Culture & History, Transportation

What happened to Mexico’s passenger train network?

Railway Tracks

Historically, excitement over railways has tended to run well ahead of the trains. To wit, the British railway mania of the 1840s; or the U.S. government’s land grants to 19th-century railroad developers who needed to encourage settlers along their rights of way, in a somewhat back-to-front means of ensuring the banks got their money returned.

Mexico has been no exception.

The thing for which president Porfirio Díaz was most famous — before he became infamous for clinging to power for 30 years — was the development of a network of railways, much of which was done by foreign companies.

The country’s first railway was conceived in 1837, when the president at the time granted a Mexican businessman a concession to build a line from the Gulf coast port of Veracruz to Mexico City.

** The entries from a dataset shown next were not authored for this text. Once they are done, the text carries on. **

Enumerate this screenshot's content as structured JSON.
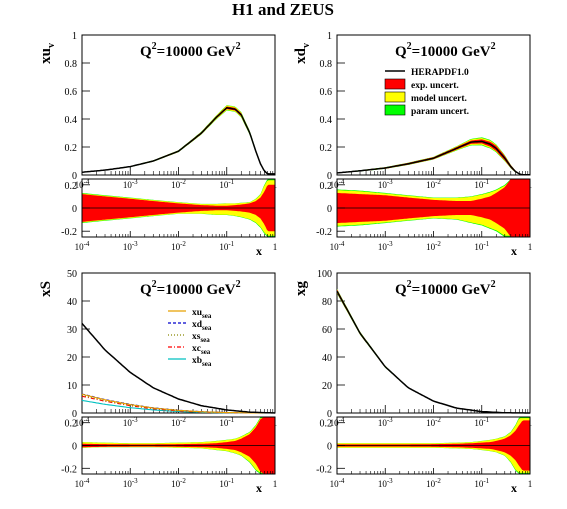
{
  "figure": {
    "title": "H1 and ZEUS",
    "scale_label": "Q",
    "scale_exp": "2",
    "scale_value": "=10000 GeV",
    "scale_unit_exp": "2"
  },
  "legend_uncert": {
    "entries": [
      "HERAPDF1.0",
      "exp. uncert.",
      "model uncert.",
      "param uncert."
    ]
  },
  "legend_sea": {
    "entries": [
      {
        "base": "xu",
        "sub": "sea"
      },
      {
        "base": "xd",
        "sub": "sea"
      },
      {
        "base": "xs",
        "sub": "sea"
      },
      {
        "base": "xc",
        "sub": "sea"
      },
      {
        "base": "xb",
        "sub": "sea"
      }
    ]
  },
  "colors": {
    "central": "#000000",
    "exp": "#ff0000",
    "model": "#ffff00",
    "param": "#00ff00",
    "xu_sea": "#e8a000",
    "xd_sea": "#0000cc",
    "xs_sea": "#888800",
    "xc_sea": "#ff0000",
    "xb_sea": "#00c0c0"
  },
  "chart_data": [
    {
      "type": "area",
      "panel": "xu_v",
      "ylabel_base": "xu",
      "ylabel_sub": "v",
      "xlabel": "x",
      "xscale": "log",
      "xlim": [
        0.0001,
        1
      ],
      "ylim": [
        0,
        1
      ],
      "yticks": [
        "0",
        "0.2",
        "0.4",
        "0.6",
        "0.8",
        "1"
      ],
      "xticks": [
        "10-4",
        "10-3",
        "10-2",
        "10-1",
        "1"
      ],
      "x": [
        0.0001,
        0.0003,
        0.001,
        0.003,
        0.01,
        0.03,
        0.06,
        0.1,
        0.15,
        0.2,
        0.3,
        0.4,
        0.5,
        0.6,
        0.7
      ],
      "series": [
        {
          "name": "HERAPDF1.0",
          "values": [
            0.02,
            0.035,
            0.06,
            0.1,
            0.17,
            0.3,
            0.41,
            0.48,
            0.47,
            0.43,
            0.3,
            0.17,
            0.08,
            0.03,
            0.008
          ]
        }
      ],
      "band_param_rel": [
        0.08,
        0.07,
        0.06,
        0.05,
        0.04,
        0.035,
        0.035,
        0.04,
        0.04,
        0.045,
        0.05,
        0.06,
        0.08,
        0.12,
        0.2
      ],
      "band_exp_rel": [
        0.06,
        0.05,
        0.045,
        0.04,
        0.03,
        0.025,
        0.02,
        0.02,
        0.02,
        0.025,
        0.03,
        0.04,
        0.05,
        0.07,
        0.1
      ]
    },
    {
      "type": "area",
      "panel": "xu_v_ratio",
      "xscale": "log",
      "xlim": [
        0.0001,
        1
      ],
      "ylim": [
        -0.25,
        0.25
      ],
      "yticks": [
        "0.2",
        "0",
        "-0.2"
      ],
      "xticks": [
        "10-4",
        "10-3",
        "10-2",
        "10-1",
        "1"
      ],
      "xlabel": "x",
      "x": [
        0.0001,
        0.0003,
        0.001,
        0.003,
        0.01,
        0.03,
        0.06,
        0.1,
        0.15,
        0.2,
        0.3,
        0.4,
        0.5,
        0.6,
        0.7
      ],
      "param": [
        0.13,
        0.11,
        0.09,
        0.07,
        0.05,
        0.035,
        0.035,
        0.04,
        0.04,
        0.045,
        0.05,
        0.08,
        0.12,
        0.2,
        0.25
      ],
      "param_low": [
        -0.13,
        -0.11,
        -0.09,
        -0.07,
        -0.05,
        -0.05,
        -0.06,
        -0.06,
        -0.07,
        -0.08,
        -0.1,
        -0.13,
        -0.17,
        -0.22,
        -0.25
      ],
      "exp": [
        0.12,
        0.1,
        0.08,
        0.06,
        0.04,
        0.025,
        0.02,
        0.02,
        0.025,
        0.03,
        0.04,
        0.06,
        0.09,
        0.14,
        0.2
      ]
    },
    {
      "type": "area",
      "panel": "xd_v",
      "ylabel_base": "xd",
      "ylabel_sub": "v",
      "xlabel": "x",
      "xscale": "log",
      "xlim": [
        0.0001,
        1
      ],
      "ylim": [
        0,
        1
      ],
      "yticks": [
        "0",
        "0.2",
        "0.4",
        "0.6",
        "0.8",
        "1"
      ],
      "xticks": [
        "10-4",
        "10-3",
        "10-2",
        "10-1",
        "1"
      ],
      "x": [
        0.0001,
        0.0003,
        0.001,
        0.003,
        0.01,
        0.03,
        0.06,
        0.1,
        0.15,
        0.2,
        0.3,
        0.4,
        0.5,
        0.6,
        0.7
      ],
      "series": [
        {
          "name": "HERAPDF1.0",
          "values": [
            0.015,
            0.03,
            0.05,
            0.08,
            0.12,
            0.19,
            0.235,
            0.24,
            0.22,
            0.19,
            0.12,
            0.06,
            0.025,
            0.008,
            0.002
          ]
        }
      ],
      "band_param_rel": [
        0.15,
        0.14,
        0.12,
        0.1,
        0.08,
        0.08,
        0.1,
        0.12,
        0.14,
        0.15,
        0.18,
        0.2,
        0.25,
        0.3,
        0.35
      ],
      "band_exp_rel": [
        0.12,
        0.11,
        0.1,
        0.08,
        0.06,
        0.05,
        0.05,
        0.06,
        0.08,
        0.1,
        0.13,
        0.17,
        0.22,
        0.28,
        0.35
      ]
    },
    {
      "type": "area",
      "panel": "xd_v_ratio",
      "xscale": "log",
      "xlim": [
        0.0001,
        1
      ],
      "ylim": [
        -0.25,
        0.25
      ],
      "yticks": [
        "0.2",
        "0",
        "-0.2"
      ],
      "xticks": [
        "10-4",
        "10-3",
        "10-2",
        "10-1",
        "1"
      ],
      "xlabel": "x",
      "x": [
        0.0001,
        0.0003,
        0.001,
        0.003,
        0.01,
        0.03,
        0.06,
        0.1,
        0.15,
        0.2,
        0.3,
        0.4,
        0.5,
        0.6,
        0.7
      ],
      "param": [
        0.16,
        0.15,
        0.13,
        0.11,
        0.09,
        0.09,
        0.1,
        0.12,
        0.14,
        0.16,
        0.2,
        0.25,
        0.25,
        0.25,
        0.25
      ],
      "param_low": [
        -0.16,
        -0.15,
        -0.13,
        -0.11,
        -0.09,
        -0.1,
        -0.13,
        -0.15,
        -0.18,
        -0.2,
        -0.25,
        -0.25,
        -0.25,
        -0.25,
        -0.25
      ],
      "exp": [
        0.13,
        0.12,
        0.11,
        0.09,
        0.07,
        0.06,
        0.06,
        0.08,
        0.1,
        0.13,
        0.18,
        0.25,
        0.25,
        0.25,
        0.25
      ]
    },
    {
      "type": "line",
      "panel": "xS",
      "ylabel_base": "xS",
      "xlabel": "x",
      "xscale": "log",
      "xlim": [
        0.0001,
        1
      ],
      "ylim": [
        0,
        50
      ],
      "yticks": [
        "0",
        "10",
        "20",
        "30",
        "40",
        "50"
      ],
      "xticks": [
        "10-4",
        "10-3",
        "10-2",
        "10-1",
        "1"
      ],
      "x": [
        0.0001,
        0.0003,
        0.001,
        0.003,
        0.01,
        0.03,
        0.1,
        0.3,
        1
      ],
      "series": [
        {
          "name": "xS",
          "values": [
            32,
            22.5,
            14.5,
            9,
            5,
            2.6,
            1.1,
            0.3,
            0
          ]
        },
        {
          "name": "xu_sea",
          "values": [
            6.7,
            4.7,
            3.0,
            1.8,
            0.95,
            0.45,
            0.18,
            0.04,
            0
          ]
        },
        {
          "name": "xd_sea",
          "values": [
            6.8,
            4.8,
            3.1,
            1.85,
            1.0,
            0.48,
            0.2,
            0.05,
            0
          ]
        },
        {
          "name": "xs_sea",
          "values": [
            6.3,
            4.4,
            2.8,
            1.7,
            0.9,
            0.4,
            0.15,
            0.03,
            0
          ]
        },
        {
          "name": "xc_sea",
          "values": [
            6.0,
            4.2,
            2.6,
            1.5,
            0.75,
            0.32,
            0.1,
            0.02,
            0
          ]
        },
        {
          "name": "xb_sea",
          "values": [
            4.5,
            3.1,
            1.9,
            1.1,
            0.55,
            0.22,
            0.07,
            0.01,
            0
          ]
        }
      ]
    },
    {
      "type": "area",
      "panel": "xS_ratio",
      "xscale": "log",
      "xlim": [
        0.0001,
        1
      ],
      "ylim": [
        -0.25,
        0.25
      ],
      "yticks": [
        "0.2",
        "0",
        "-0.2"
      ],
      "xticks": [
        "10-4",
        "10-3",
        "10-2",
        "10-1",
        "1"
      ],
      "xlabel": "x",
      "x": [
        0.0001,
        0.0003,
        0.001,
        0.003,
        0.01,
        0.03,
        0.06,
        0.1,
        0.15,
        0.2,
        0.3,
        0.4,
        0.5,
        0.6,
        0.7
      ],
      "param": [
        0.03,
        0.025,
        0.02,
        0.02,
        0.025,
        0.03,
        0.04,
        0.05,
        0.06,
        0.08,
        0.12,
        0.18,
        0.25,
        0.25,
        0.25
      ],
      "param_low": [
        -0.02,
        -0.015,
        -0.015,
        -0.015,
        -0.02,
        -0.025,
        -0.04,
        -0.05,
        -0.07,
        -0.09,
        -0.15,
        -0.22,
        -0.25,
        -0.25,
        -0.25
      ],
      "exp": [
        0.015,
        0.012,
        0.01,
        0.01,
        0.012,
        0.015,
        0.02,
        0.03,
        0.04,
        0.06,
        0.1,
        0.16,
        0.23,
        0.25,
        0.25
      ]
    },
    {
      "type": "area",
      "panel": "xg",
      "ylabel_base": "xg",
      "xlabel": "x",
      "xscale": "log",
      "xlim": [
        0.0001,
        1
      ],
      "ylim": [
        0,
        100
      ],
      "yticks": [
        "0",
        "20",
        "40",
        "60",
        "80",
        "100"
      ],
      "xticks": [
        "10-4",
        "10-3",
        "10-2",
        "10-1",
        "1"
      ],
      "x": [
        0.0001,
        0.0003,
        0.001,
        0.003,
        0.01,
        0.03,
        0.1,
        0.3,
        1
      ],
      "series": [
        {
          "name": "HERAPDF1.0",
          "values": [
            87,
            57,
            33,
            18,
            8.5,
            3.5,
            1.0,
            0.15,
            0
          ]
        }
      ],
      "band_param_rel": [
        0.02,
        0.02,
        0.02,
        0.02,
        0.02,
        0.03,
        0.05,
        0.1,
        0.1
      ],
      "band_exp_rel": [
        0.015,
        0.015,
        0.015,
        0.015,
        0.015,
        0.02,
        0.04,
        0.08,
        0.08
      ]
    },
    {
      "type": "area",
      "panel": "xg_ratio",
      "xscale": "log",
      "xlim": [
        0.0001,
        1
      ],
      "ylim": [
        -0.25,
        0.25
      ],
      "yticks": [
        "0.2",
        "0",
        "-0.2"
      ],
      "xticks": [
        "10-4",
        "10-3",
        "10-2",
        "10-1",
        "1"
      ],
      "xlabel": "x",
      "x": [
        0.0001,
        0.0003,
        0.001,
        0.003,
        0.01,
        0.03,
        0.06,
        0.1,
        0.15,
        0.2,
        0.3,
        0.4,
        0.5,
        0.6,
        0.7
      ],
      "param": [
        0.02,
        0.02,
        0.02,
        0.02,
        0.02,
        0.025,
        0.03,
        0.04,
        0.05,
        0.06,
        0.08,
        0.12,
        0.18,
        0.25,
        0.25
      ],
      "param_low": [
        -0.02,
        -0.02,
        -0.02,
        -0.02,
        -0.02,
        -0.025,
        -0.03,
        -0.04,
        -0.05,
        -0.06,
        -0.09,
        -0.15,
        -0.22,
        -0.25,
        -0.25
      ],
      "exp": [
        0.01,
        0.01,
        0.01,
        0.01,
        0.012,
        0.015,
        0.02,
        0.025,
        0.03,
        0.04,
        0.06,
        0.09,
        0.13,
        0.18,
        0.22
      ]
    }
  ]
}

The first train to run between the two cities, under a later concession, left the capital in 1873 — not bad as delays and cost overruns go. The network expanded from 9,500 km (5,900 miles) in 1890 to more than 19,000 km (11,800 miles) by 1910. A nicely illustrated history of the railways (in Spanish) can be found here.

The Mexican railways were nationalized in 1937 by then-president Lázaro Cárdenas, a year before the expropriation of the oil industry, and run by the state for the next six decades.

By the time the government decided that private companies would do a better job of maintaining and improving the country’s railways, passenger travel by train from one city to another was virtually unheard of. In fact, the private concessions were only granted for freight service, with few exceptions such as the journey through the picturesque Copper Canyon and the tourist train connecting Guadalajara with the agave-growing town of Tequila.  Passenger rail travel was removed from Mexico’s consumer price index around the same time that bottled drinking water was added. Signs of changing times.

Service on the handful of routes where passenger travel was still available into the 1980s was somewhat typical of a state monopoly in its last throes—bad. Air travel was still prohibitively expensive at that time for many people, but highway expansion made bus routes more convenient, and significantly faster than the rail services being offered.

One of the intentions of the Peña Nieto administration, which took office in 2012, was to begin restoring long-distance passenger rail travel to Mexico, and it began that year with big plans for a bullet-train from Mexico City to Querétaro, including a future extension to Guadalajara; and a trans-peninsular line joining the Yucatán state capital city of Mérida with the Riviera Maya.

From the outset the projects were criticized as being unprofitable, which they evidently would be, but that wasn’t the point: the plan was to reignite the rail industry and recreate a modern high-speed passenger train network capable of reducing travel times along what have become highly congested highways—and give passengers more choice in travel. The trans-peninsular line would also be a major tourist attraction.

To cut a long story short, the bullet train project was canceled for political reasons—all was not well with the way it was awarded—and shortly after, the trans-peninsular line was postponed indefinitely for economic reasons: oil prices collapsed, and the government had to cut budgets. It was no time for economically questionable schemes, however beneficial they appeared for other reasons.

But all was not lost. The Mexico City-Toluca high-speed train is expected to go into operation around mid-2018, and a number of suburban rails—more than a Metro system but less than a full-fledged interstate rail line—are still on track. Mexico City has its Tren Suburbano, and Guadalajara’s third light rail line is almost finished.

The lack of investment and failure to modernize by the state-owned railways happened, in part, as the proliferation of roads, bus companies, and air routes burgeoned, putting all but an end to long-distance rail passenger traffic.  However, with the seeds sown somehow for the return of modern passenger trains to connect distant cities, and the emergence of new transportation technologies being tested for commercial viability, there’s always a possibility that long-distance passenger railways (and/or their successor) may transform terrestrial travel in Mexico, even if the fruits of the effort cannot materialize in the short term.  Time will tell.